Mayor Mike Maguire opened the discussion by saying the vote was solely to determine whether the city would agree to ask the Metropolitan Council for a change in the comprehensive plan to allow mixed use, rather than just commercial, on the 194 acres just south of Interstate 494.

"The meat on the details is premature; the details all get done later in the process," Maguire said.

The Vikings' Winter Park headquarters on 12 acres in Eden Prairie was built in 1981, and the team says it can no longer accommodate the Vikings' needs. The team needs more practice fields, and the administration needs more offices.

Before the vote and brief discussion, Kevin Warren, Vikings chief operating officer, and Steve Poppen, the team's vice president and chief financial officer, gave brief presentations about how the team wanted to build a "work, live, play" development with a hotel, housing and retail.

In contrast to the contentious process that led to the public bankrolling half of the $1.1 billion cost of the U.S. Bank Stadium in downtown Minneapolis, no one spoke against the Vikings' Eagan plans.

Among the handful who spoke for it were Brent Cory, president of the Eagan Convention & Visitors Bureau, Metropolitan Council Member Steven Chavez and Tom Caneff from the People of Praise Trinity School, which is near the land.

"It's exciting," Caneff said, noting that the school is across from the land, close to a planned office building. "It could be a lot of fun.
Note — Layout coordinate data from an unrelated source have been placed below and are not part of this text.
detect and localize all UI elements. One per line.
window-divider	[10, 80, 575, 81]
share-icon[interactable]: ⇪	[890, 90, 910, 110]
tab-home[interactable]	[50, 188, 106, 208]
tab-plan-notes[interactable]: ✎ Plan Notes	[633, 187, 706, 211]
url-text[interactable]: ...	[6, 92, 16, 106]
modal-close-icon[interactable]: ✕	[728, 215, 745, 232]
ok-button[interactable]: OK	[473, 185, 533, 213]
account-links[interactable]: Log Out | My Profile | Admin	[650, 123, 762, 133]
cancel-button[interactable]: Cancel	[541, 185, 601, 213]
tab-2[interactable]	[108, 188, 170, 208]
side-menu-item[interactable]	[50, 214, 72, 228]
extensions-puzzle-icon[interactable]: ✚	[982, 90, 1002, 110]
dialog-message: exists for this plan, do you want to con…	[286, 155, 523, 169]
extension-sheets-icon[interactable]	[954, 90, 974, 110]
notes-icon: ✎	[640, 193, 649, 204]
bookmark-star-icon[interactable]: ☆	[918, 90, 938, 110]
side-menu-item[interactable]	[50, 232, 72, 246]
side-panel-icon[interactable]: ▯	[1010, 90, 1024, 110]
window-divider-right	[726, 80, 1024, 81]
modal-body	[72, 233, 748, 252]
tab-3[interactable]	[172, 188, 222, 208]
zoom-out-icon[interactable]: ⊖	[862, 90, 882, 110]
We kind of like the quiet, and we think it could disappear with this. We're OK with that."

Trinity, which has 300 students in grades 7-12, will be within a few hundred feet of the new practice fields. Caneff said it will be a major change from the rural feel the school now has, but that he thinks God endorses the new headquarters. "He's planning this with us, with them. He's bringing us more life," Caneff said.

Maguire and each elected official also heaped praise on the plan before the vote.
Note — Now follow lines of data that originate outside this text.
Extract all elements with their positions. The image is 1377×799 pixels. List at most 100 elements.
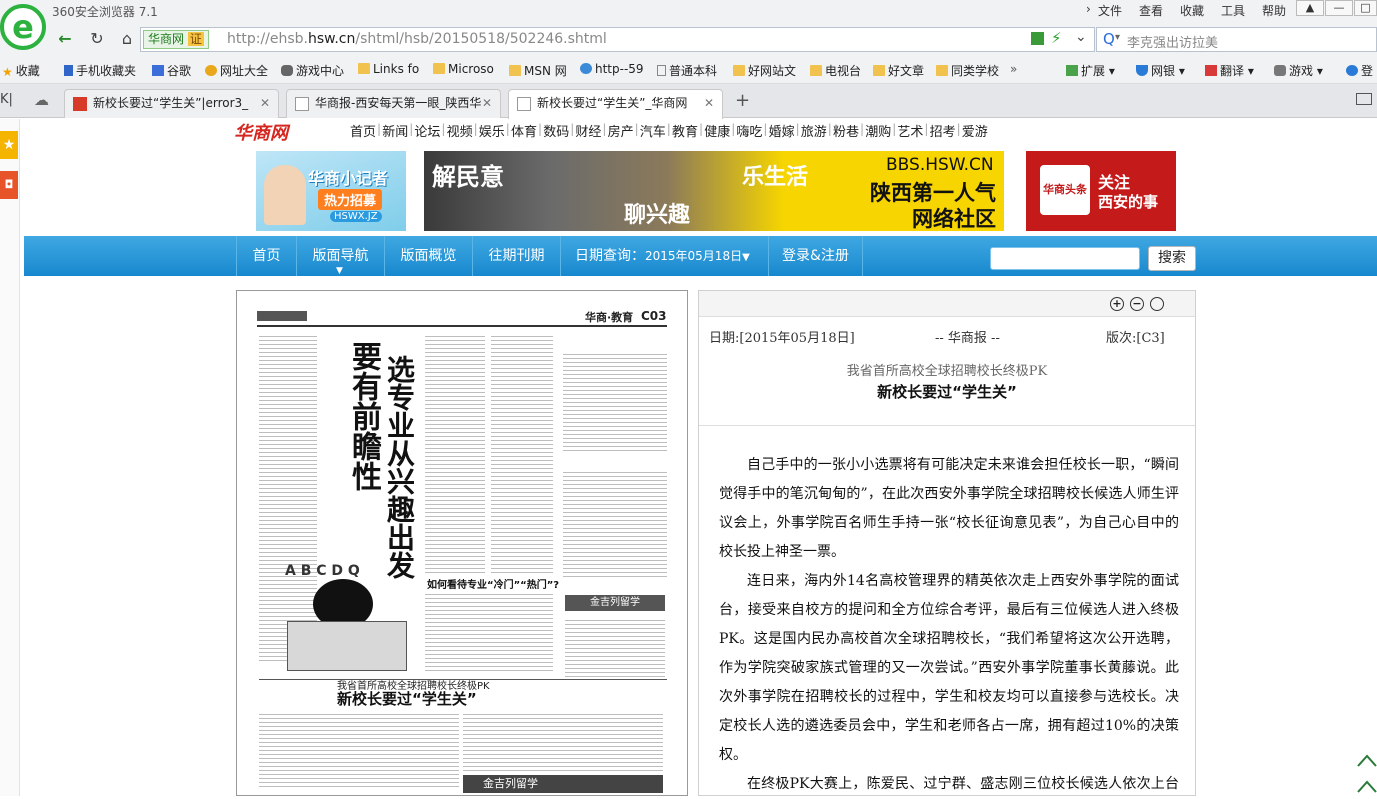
nav-date-query[interactable]: 日期查询：2015年05月18日▼	[561, 236, 769, 276]
back-icon[interactable]: ←	[52, 28, 78, 50]
translate-button[interactable]: 翻译 ▾	[1205, 62, 1254, 79]
bookmark-microsoft[interactable]: Microso	[433, 62, 494, 76]
site-nav-item[interactable]: 新闻	[382, 121, 408, 140]
search-input[interactable]: 李克强出访拉美	[1127, 32, 1218, 51]
site-nav-item[interactable]: 爱游	[962, 121, 988, 140]
bookmark-schools[interactable]: 同类学校	[936, 62, 999, 79]
search-icon[interactable]: Q	[1103, 30, 1115, 48]
minimize-button[interactable]: —	[1325, 0, 1353, 16]
bookmark-google[interactable]: 谷歌	[152, 62, 191, 79]
menu-favorites[interactable]: 收藏	[1180, 2, 1204, 19]
site-nav-item[interactable]: 旅游	[801, 121, 827, 140]
site-nav-item[interactable]: 数码	[543, 121, 569, 140]
site-nav-item[interactable]: 视频	[447, 121, 473, 140]
site-logo[interactable]: 华商网	[234, 119, 288, 145]
paper-search-input[interactable]	[990, 247, 1140, 270]
nav-past-issues[interactable]: 往期刊期	[473, 236, 561, 276]
tab-2[interactable]: 华商报-西安每天第一眼_陕西华 ✕	[286, 89, 501, 118]
extensions-label: 扩展	[1081, 64, 1106, 78]
bookmark-articles[interactable]: 好文章	[873, 62, 924, 79]
banner-headline[interactable]: 华商头条 关注 西安的事	[1026, 151, 1176, 231]
chevron-right-icon[interactable]: ›	[1086, 2, 1091, 16]
date-value[interactable]: 2015年05月18日	[645, 249, 742, 263]
site-nav-item[interactable]: 健康	[704, 121, 730, 140]
site-nav-item[interactable]: 娱乐	[479, 121, 505, 140]
tab-3-active[interactable]: 新校长要过“学生关”_华商网 ✕	[508, 89, 723, 119]
site-nav-item[interactable]: 首页	[350, 121, 376, 140]
bookmark-mobile[interactable]: 手机收藏夹	[64, 62, 136, 79]
star-icon: ★	[2, 65, 13, 79]
nav-home[interactable]: 首页	[236, 236, 297, 276]
address-bar: ← ↻ ⌂ 华商网 证 http://ehsb.hsw.cn/shtml/hsb…	[0, 22, 1377, 56]
site-nav-item[interactable]: 婚嫁	[769, 121, 795, 140]
site-nav-item[interactable]: 潮购	[865, 121, 891, 140]
online-bank-button[interactable]: 网银 ▾	[1136, 62, 1185, 79]
scroll-to-top-icon[interactable]	[1356, 750, 1377, 796]
maximize-button[interactable]: □	[1354, 0, 1377, 16]
site-nav-item[interactable]: 财经	[575, 121, 601, 140]
newspaper-page-image[interactable]: 华商·教育 C03 要有前瞻性 选专业从兴趣出发 A B C D Q 如何看待专…	[236, 290, 688, 796]
refresh-icon[interactable]: ↻	[84, 28, 110, 50]
close-tab-icon[interactable]: ✕	[482, 90, 492, 117]
article-toolbar: + −	[699, 291, 1195, 317]
bookmark-favorites[interactable]: ★ 收藏	[2, 62, 40, 79]
close-tab-icon[interactable]: ✕	[704, 90, 714, 117]
folder-icon	[358, 63, 370, 74]
restore-tabs-icon[interactable]	[1356, 93, 1372, 105]
banner-bbs[interactable]: 解民意 聊兴趣 乐生活 BBS.HSW.CN 陕西第一人气 网络社区	[424, 151, 1004, 231]
search-engine-chevron-icon[interactable]: ▾	[1115, 32, 1120, 43]
cloud-icon[interactable]: ☁	[34, 91, 49, 109]
site-nav-item[interactable]: 艺术	[897, 121, 923, 140]
bookmark-undergrad[interactable]: 普通本科	[657, 62, 717, 79]
zoom-in-icon[interactable]: +	[1110, 297, 1124, 311]
games-button[interactable]: 游戏 ▾	[1274, 62, 1323, 79]
skin-button[interactable]: ▲	[1296, 0, 1324, 16]
zoom-out-icon[interactable]: −	[1130, 297, 1144, 311]
lightning-icon[interactable]: ⚡	[1051, 29, 1062, 47]
site-nav-item[interactable]: 教育	[672, 121, 698, 140]
qr-code-icon[interactable]	[1031, 32, 1044, 45]
bookmark-msn[interactable]: MSN 网	[509, 62, 567, 79]
bookmark-tv[interactable]: 电视台	[810, 62, 861, 79]
url-text[interactable]: http://ehsb.hsw.cn/shtml/hsb/20150518/50…	[227, 31, 607, 47]
site-nav-item[interactable]: 粉巷	[833, 121, 859, 140]
bookmark-url-directory[interactable]: 网址大全	[205, 62, 268, 79]
bookmark-http59[interactable]: http--59	[580, 62, 644, 76]
browser-logo-icon[interactable]: e	[0, 4, 46, 50]
dropdown-chevron-icon[interactable]: ⌄	[1075, 29, 1087, 45]
extensions-button[interactable]: 扩展 ▾	[1066, 62, 1115, 79]
paper-search-button[interactable]: 搜索	[1148, 246, 1196, 271]
site-nav-item[interactable]: 房产	[608, 121, 634, 140]
site-nav-item[interactable]: 招考	[930, 121, 956, 140]
date-dropdown-icon[interactable]: ▼	[742, 252, 750, 263]
tab-list-icon[interactable]: K|	[0, 92, 13, 107]
nav-layout-overview[interactable]: 版面概览	[385, 236, 473, 276]
home-icon[interactable]: ⌂	[114, 28, 140, 50]
menu-view[interactable]: 查看	[1139, 2, 1163, 19]
menu-help[interactable]: 帮助	[1262, 2, 1286, 19]
menu-file[interactable]: 文件	[1098, 2, 1122, 19]
bookmark-label: 好网站文	[748, 64, 797, 78]
bookmark-game-center[interactable]: 游戏中心	[281, 62, 344, 79]
new-tab-icon[interactable]: +	[735, 90, 750, 111]
banner-little-reporter[interactable]: 华商小记者 热力招募 HSWX.JZ	[256, 151, 406, 231]
url-box[interactable]: 华商网 证 http://ehsb.hsw.cn/shtml/hsb/20150…	[140, 27, 1095, 52]
zoom-reset-icon[interactable]	[1150, 297, 1164, 311]
bookmark-good-sites[interactable]: 好网站文	[733, 62, 796, 79]
gamepad-icon	[1274, 65, 1286, 76]
search-box[interactable]: Q ▾ 李克强出访拉美	[1096, 27, 1377, 52]
site-nav-item[interactable]: 汽车	[640, 121, 666, 140]
more-bookmarks-icon[interactable]: »	[1010, 62, 1017, 76]
login-button[interactable]: 登	[1346, 62, 1373, 79]
site-badge[interactable]: 华商网 证	[143, 30, 209, 49]
site-nav-item[interactable]: 论坛	[414, 121, 440, 140]
site-nav-item[interactable]: 体育	[511, 121, 537, 140]
close-tab-icon[interactable]: ✕	[260, 90, 270, 117]
tab-1[interactable]: 新校长要过“学生关”|error3_ ✕	[64, 89, 279, 118]
bookmark-links[interactable]: Links fo	[358, 62, 419, 76]
nav-login-register[interactable]: 登录&注册	[769, 236, 863, 276]
menu-tools[interactable]: 工具	[1221, 2, 1245, 19]
sidebar-app-icon[interactable]: ◘	[0, 171, 18, 199]
favorites-star-icon[interactable]: ★	[0, 131, 18, 159]
site-nav-item[interactable]: 嗨吃	[736, 121, 762, 140]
Council Member Gary Hansen said the proposal offers a "big vision" that will "put Eagan more on the map than it already is. The only question I have for the Vikings is, what took you so long to discover this site?"
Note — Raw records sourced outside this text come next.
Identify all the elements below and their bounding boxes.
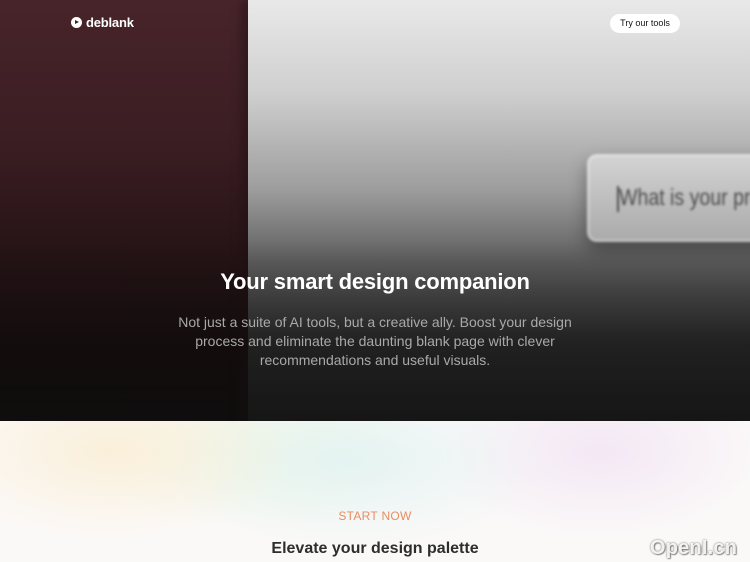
section-eyebrow: START NOW xyxy=(338,509,412,523)
prompt-placeholder-text: What is your pro xyxy=(619,184,750,210)
brand-name: deblank xyxy=(86,15,134,30)
play-circle-icon xyxy=(71,17,82,28)
hero-section: What is your pro deblank Try our tools Y… xyxy=(0,0,750,421)
watermark: OpenI.cn xyxy=(650,537,738,559)
hero-subtitle: Not just a suite of AI tools, but a crea… xyxy=(178,314,572,368)
section-title: Elevate your design palette xyxy=(271,540,479,557)
hero-title: Your smart design companion xyxy=(220,269,530,294)
page: What is your pro deblank Try our tools Y… xyxy=(0,0,750,562)
try-our-tools-button[interactable]: Try our tools xyxy=(610,14,680,33)
start-now-section: START NOW Elevate your design palette xyxy=(0,421,750,562)
hero-prompt-preview: What is your pro xyxy=(587,154,750,242)
brand-logo-link[interactable]: deblank xyxy=(71,15,134,30)
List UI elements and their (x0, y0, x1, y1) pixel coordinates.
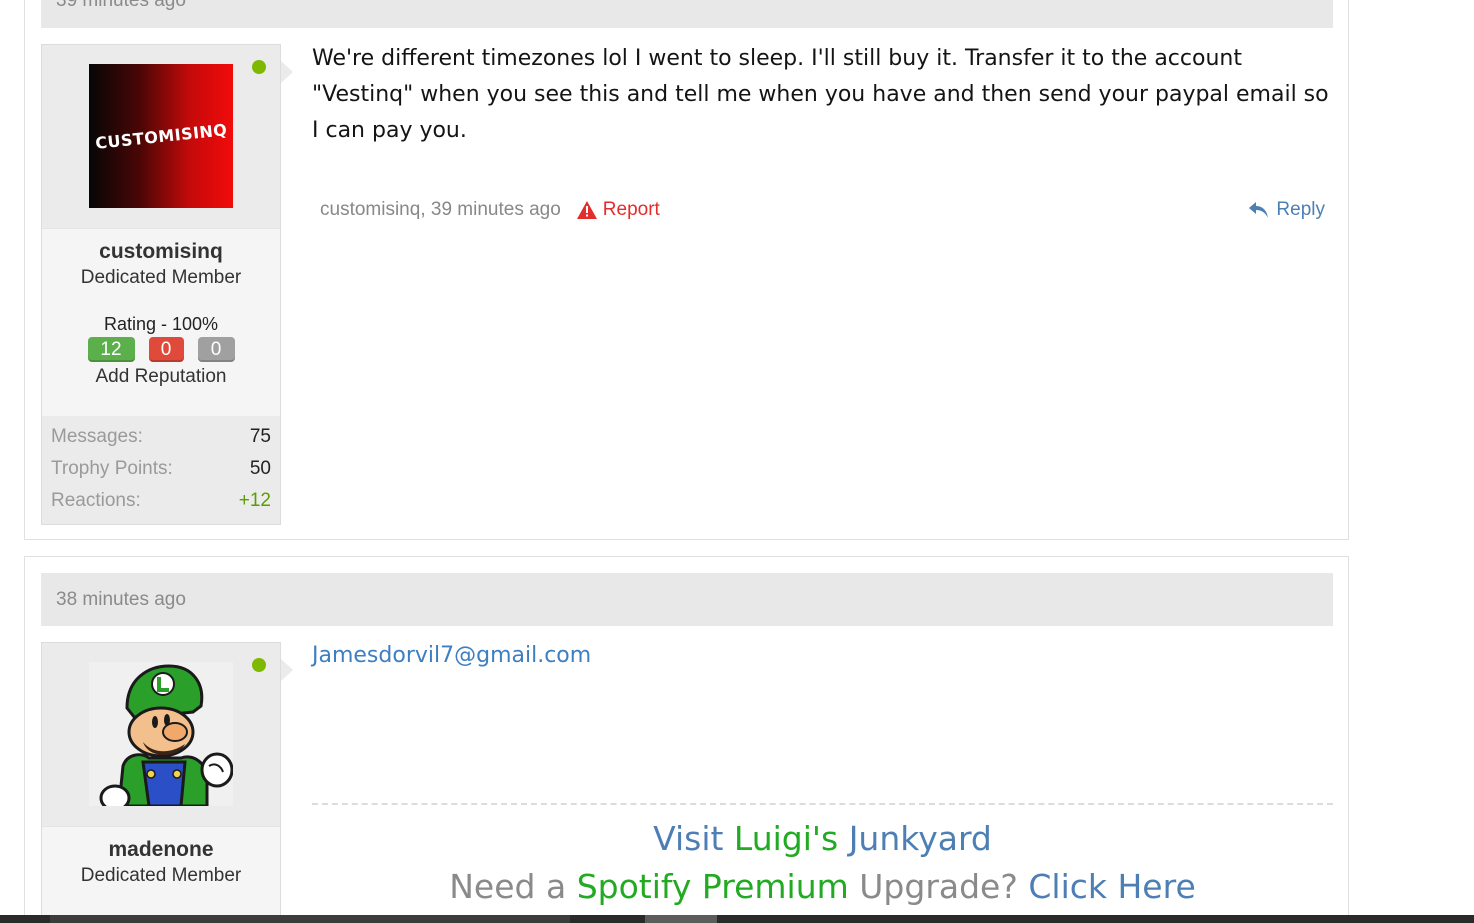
avatar[interactable]: CUSTOMISINQ (89, 64, 233, 208)
stat-trophy-points: Trophy Points: 50 (51, 458, 271, 490)
post-timestamp[interactable]: 39 minutes ago (56, 0, 186, 12)
reputation-boxes: 12 0 0 (42, 337, 280, 362)
avatar-container: CUSTOMISINQ (42, 45, 293, 229)
message-footer: customisinq, 39 minutes ago Report Reply (320, 199, 1325, 221)
sig-text: Luigi's (733, 819, 839, 858)
user-title: Dedicated Member (80, 865, 242, 886)
post-timestamp-bar: 39 minutes ago (41, 0, 1333, 28)
speech-arrow (281, 61, 293, 83)
user-title: Dedicated Member (80, 267, 242, 288)
user-panel: CUSTOMISINQ customisinq Dedicated Member… (41, 44, 293, 525)
reply-button[interactable]: Reply (1248, 199, 1325, 221)
stat-value: 75 (249, 426, 271, 447)
avatar-container (42, 643, 293, 827)
stat-label: Messages: (51, 426, 143, 447)
user-stats: Messages: 75 Trophy Points: 50 Reactions… (42, 416, 280, 524)
sig-text: Visit (653, 819, 734, 858)
online-status-icon (252, 658, 266, 672)
username[interactable]: madenone (42, 838, 280, 862)
message-email-link[interactable]: Jamesdorvil7@gmail.com (312, 643, 1333, 668)
stat-value: 50 (249, 458, 271, 479)
stat-messages: Messages: 75 (51, 426, 271, 458)
reply-label: Reply (1276, 199, 1325, 220)
reply-arrow-icon (1249, 202, 1269, 218)
report-label: Report (602, 199, 660, 220)
rep-positive-badge[interactable]: 12 (87, 337, 135, 362)
sig-text: Junkyard (838, 819, 992, 858)
username[interactable]: customisinq (42, 240, 280, 264)
stat-label: Reactions: (51, 490, 141, 511)
online-status-icon (252, 60, 266, 74)
rep-negative-badge[interactable]: 0 (148, 337, 184, 362)
signature: Visit Luigi's Junkyard Need a Spotify Pr… (312, 803, 1333, 906)
sig-text: Spotify Premium (576, 867, 849, 906)
message-body: We're different timezones lol I went to … (312, 41, 1333, 220)
stat-label: Trophy Points: (51, 458, 173, 479)
user-panel: madenone Dedicated Member (41, 642, 293, 923)
speech-arrow (281, 659, 293, 681)
post-timestamp-bar: 38 minutes ago (41, 573, 1333, 626)
message-body: Jamesdorvil7@gmail.com Visit Luigi's Jun… (312, 643, 1333, 906)
avatar-text: CUSTOMISINQ (94, 119, 228, 153)
luigi-avatar-icon (89, 662, 234, 812)
add-reputation-link[interactable]: Add Reputation (42, 366, 280, 388)
sig-text: Upgrade? (848, 867, 1029, 906)
rep-neutral-badge[interactable]: 0 (197, 337, 235, 362)
sig-text: Need a (449, 867, 577, 906)
signature-line-spotify: Need a Spotify Premium Upgrade? Click He… (312, 867, 1333, 906)
warning-triangle-icon (576, 201, 597, 219)
post-madenone: 38 minutes ago madenone Dedicated Member… (24, 556, 1349, 923)
taskbar-segment[interactable] (50, 915, 570, 923)
report-button[interactable]: Report (576, 199, 660, 221)
stat-reactions: Reactions: +12 (51, 490, 271, 522)
post-customisinq: 39 minutes ago CUSTOMISINQ customisinq D… (24, 0, 1349, 540)
bottom-taskbar (0, 915, 1474, 923)
rating-text: Rating - 100% (103, 314, 219, 334)
post-meta[interactable]: customisinq, 39 minutes ago (320, 199, 561, 221)
signature-line-junkyard[interactable]: Visit Luigi's Junkyard (312, 819, 1333, 858)
post-timestamp[interactable]: 38 minutes ago (56, 589, 186, 611)
click-here-link[interactable]: Click Here (1028, 867, 1195, 906)
stat-value: +12 (238, 490, 271, 511)
message-text: We're different timezones lol I went to … (312, 46, 1329, 143)
avatar[interactable] (89, 662, 234, 812)
taskbar-segment[interactable] (645, 915, 717, 923)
Maguire said he expects the Met Council will take action on the request within 60 days. He called the proposal "tremendously well-envisioned" and praised the pairing of office space with retail and multiunit housing.

In the past month, team executives confirmed the Vikings are conducting their due diligence on the land that once served as the headquarters and training facilities for Northwest Airlines and, later, Delta Air Lines. Two mothballed office buildings remain on the property.

The NFL team, whose owners include New Jersey real estate developers Mark and Zygi Wilf, would use about 40 acres of the land for the team's headquarters and practice facilities, which would include a stadium that could seat up to 10,000 and play host to youth games.

Lester Bagley, Vikings vice president, said there is no firm timeline for completing the due diligence process before executing the purchase agreement, but added, "We are motivated to move efficiently forward."

If the process moved quickly, the Vikings could break ground as early as next year and move within the next two.

The proposal represents a maximum-build scenario — not necessarily what will actually come to pass.

The team thus far has sought no public subsidies or tax breaks.

The sale price of the land isn't public, but the land initially went on the market in 2009 for $24.5 million, with the price dropping over time. The Excelsior Group, an Eden Prairie developer, bought the land in June for $10.4 million.